Feel free to use the Apps Script below if you are hitting a similar wall!
/**
* Fetches and parses an HTML table from a URL, mimicking the IMPORTHTML function.
* This version uses UrlFetchApp to include a User-Agent header, which helps
* bypass restrictions on standard Google Sheets imports.
*
* @param {string} url The URL of the page to fetch.
* @param {string} query The type of element to look for. Currently, only "table" is supported.
* @param {number} index The 1-based index of the table to retrieve from the page.
* @return {Array<Array<string>>} A 2D array of the table data.
* @customfunction
*/
function IMPORTHTML_WITH_USER_AGENT(url, query, index) {
// Check if the required arguments are provided.
if (!url || !query || !index) {
return "Error: Missing required arguments. Usage: IMPORTHTML_WITH_USER_AGENT(url, query, index)";
}
// This script currently only supports fetching tables.
if (query.toLowerCase() !== "table") {
return `Error: Query type "${query}" is not supported. Only "table" is available.`;
}
// Adjust index to be zero-based for array access.

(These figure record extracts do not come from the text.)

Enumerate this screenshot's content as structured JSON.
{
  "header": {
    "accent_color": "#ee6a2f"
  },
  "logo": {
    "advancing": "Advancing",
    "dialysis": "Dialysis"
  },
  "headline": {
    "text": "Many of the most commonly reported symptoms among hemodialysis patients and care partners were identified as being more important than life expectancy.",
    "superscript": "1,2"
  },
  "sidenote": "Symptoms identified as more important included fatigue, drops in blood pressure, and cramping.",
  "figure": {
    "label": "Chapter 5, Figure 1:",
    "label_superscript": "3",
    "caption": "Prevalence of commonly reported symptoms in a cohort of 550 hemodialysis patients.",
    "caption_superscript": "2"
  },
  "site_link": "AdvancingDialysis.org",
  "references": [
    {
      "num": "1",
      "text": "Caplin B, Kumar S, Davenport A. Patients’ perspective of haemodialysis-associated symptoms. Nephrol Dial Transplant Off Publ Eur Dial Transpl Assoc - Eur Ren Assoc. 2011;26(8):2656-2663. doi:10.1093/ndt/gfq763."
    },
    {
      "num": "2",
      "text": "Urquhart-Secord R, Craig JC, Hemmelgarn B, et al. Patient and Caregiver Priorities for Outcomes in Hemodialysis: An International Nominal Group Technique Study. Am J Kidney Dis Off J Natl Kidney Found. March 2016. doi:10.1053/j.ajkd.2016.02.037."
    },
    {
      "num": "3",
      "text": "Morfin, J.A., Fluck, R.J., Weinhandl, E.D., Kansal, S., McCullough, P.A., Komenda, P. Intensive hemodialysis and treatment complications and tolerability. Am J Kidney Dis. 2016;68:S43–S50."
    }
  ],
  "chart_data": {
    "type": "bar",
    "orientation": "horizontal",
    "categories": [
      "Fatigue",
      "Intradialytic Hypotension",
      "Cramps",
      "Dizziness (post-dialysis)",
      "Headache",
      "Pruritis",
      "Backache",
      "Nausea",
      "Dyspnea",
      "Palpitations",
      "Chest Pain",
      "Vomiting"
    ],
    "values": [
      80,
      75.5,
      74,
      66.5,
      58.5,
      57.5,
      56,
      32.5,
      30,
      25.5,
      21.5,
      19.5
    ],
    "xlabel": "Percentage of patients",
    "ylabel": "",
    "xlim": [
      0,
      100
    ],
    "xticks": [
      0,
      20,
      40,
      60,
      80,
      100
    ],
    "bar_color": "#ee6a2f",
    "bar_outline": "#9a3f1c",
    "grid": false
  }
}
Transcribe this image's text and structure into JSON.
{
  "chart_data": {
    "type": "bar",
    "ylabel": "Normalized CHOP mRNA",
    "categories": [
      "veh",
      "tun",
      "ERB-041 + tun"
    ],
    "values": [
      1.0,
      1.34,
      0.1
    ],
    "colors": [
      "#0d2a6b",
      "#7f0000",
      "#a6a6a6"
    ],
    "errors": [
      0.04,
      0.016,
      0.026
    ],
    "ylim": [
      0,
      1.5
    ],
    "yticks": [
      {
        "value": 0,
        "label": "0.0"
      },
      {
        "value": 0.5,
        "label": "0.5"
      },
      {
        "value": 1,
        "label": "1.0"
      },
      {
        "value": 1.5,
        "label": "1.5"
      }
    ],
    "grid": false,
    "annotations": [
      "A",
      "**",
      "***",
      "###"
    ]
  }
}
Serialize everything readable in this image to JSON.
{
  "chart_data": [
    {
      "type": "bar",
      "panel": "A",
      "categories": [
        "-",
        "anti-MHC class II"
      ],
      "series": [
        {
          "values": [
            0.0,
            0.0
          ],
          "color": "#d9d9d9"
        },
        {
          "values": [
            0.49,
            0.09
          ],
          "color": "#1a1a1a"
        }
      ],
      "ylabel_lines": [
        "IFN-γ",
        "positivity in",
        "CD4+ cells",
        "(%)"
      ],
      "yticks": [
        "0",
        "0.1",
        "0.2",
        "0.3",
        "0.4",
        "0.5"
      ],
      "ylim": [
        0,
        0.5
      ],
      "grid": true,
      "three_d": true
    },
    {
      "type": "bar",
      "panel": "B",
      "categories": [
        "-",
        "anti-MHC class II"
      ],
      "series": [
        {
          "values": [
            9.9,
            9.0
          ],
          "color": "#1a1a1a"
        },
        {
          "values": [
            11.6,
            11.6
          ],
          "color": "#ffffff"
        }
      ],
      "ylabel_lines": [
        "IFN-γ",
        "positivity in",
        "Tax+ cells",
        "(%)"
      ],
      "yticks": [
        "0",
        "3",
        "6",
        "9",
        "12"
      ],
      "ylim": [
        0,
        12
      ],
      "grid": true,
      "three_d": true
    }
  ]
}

const tableIndex = index - 1;
if (tableIndex < 0) {
return "Error: Index must be greater than 0.";
}
try {
// Set options for the fetch request, including a standard browser User-Agent.
const options = {
'method': 'get',
'headers': {
'User-Agent': 'Mozilla/5.0 (Windows NT 10.0; Win64; x64) AppleWebKit/537.36 (KHTML, like Gecko) Chrome/146.0.4472.124 Safari/537.36'
},
'muteHttpExceptions': true // Prevent script from stopping on HTTP errors (e.g., 404, 503).
};
// Fetch the content of the URL.
const response = UrlFetchApp.fetch(url, options);
const responseCode = response.getResponseCode();
const content = response.getContentText();
// Handle non-successful HTTP responses.
if (responseCode !== 200) {
return `Error: Request failed. URL returned status code ${responseCode}.`;
}
// Use regular expressions to find all tables in the HTML content.
const tableRegex = /<table[\s\S]*?<\/table>/is;
const tables = content.match(new RegExp(tableRegex.source, 'gis'));
if (!tables || tables.length === 0) {
return "Error: No tables found on the page.";
}
if (tableIndex >= tables.length) {
return `Error: Table with index ${index} not found. Only ${tables.length} tables were found.`;
}
const targetTableHtml = tables[tableIndex];
const result = [];
// Find all table rows (<tr>) within the selected table.
const rowRegex = /<tr[\s\S]*?<\/tr>/is;
const rows = targetTableHtml.match(new RegExp(rowRegex.source, 'gis'));
if (rows) {
rows.forEach(rowHtml => {
const rowData = [];
// Find all table cells (<th> for headers, <td> for data) within each row.
const cellRegex = /<(t[dh])[\s\S]*?>([\s\S]*?)<\/\1>/is;
const cells = rowHtml.match(new RegExp(cellRegex.source, 'gis'));
if (cells) {
cells.forEach(cellHtml => {
// Extract the inner content of the cell.
const cellMatch = cellHtml.match(cellRegex);
let cellContent = cellMatch ? cellMatch[2] : '';
// Clean the content by removing any remaining HTML tags and trimming whitespace.
cellContent = cellContent.replace(/<[^>]*>/g, '').trim();
rowData.push(cellContent);
});
}
result.push(rowData);
});
}
// Return the 2D array, which will populate the cells in the spreadsheet.
return result;
} catch (e) {
// Return a descriptive error message if the script fails.
return `Error: An unexpected error occurred. ${e.toString()}`;
}
}
How to Set It Up in Google Sheets
Deploying custom scripts in Google Sheets is straightforward. Follow these steps to get started:
- Open your target spreadsheet in Google Sheets.
- In the top menu, navigate to Extensions > Apps Script.
- Clear out any default boilerplate code inside the editor block.
- Copy the complete script provided above and paste it into the editor.
- Click the Save project icon (the floppy disk symbol) at the top or press
Ctrl + S(Cmd + Son Mac). - Return to your spreadsheet. You can now use the new custom function just like the native alternative:
Excel
=IMPORTHTML_WITH_USER_AGENT("https://example.com/data-page", "table", 1)
Technical Disclaimer: This script utilizes Regular Expressions (RegEx) to process and extract the DOM layout. While this lightweight approach works flawlessly for traditional data tables, heavily structured sites using deeply nested modern tables or dynamic client-side rendering may require more granular adjustments.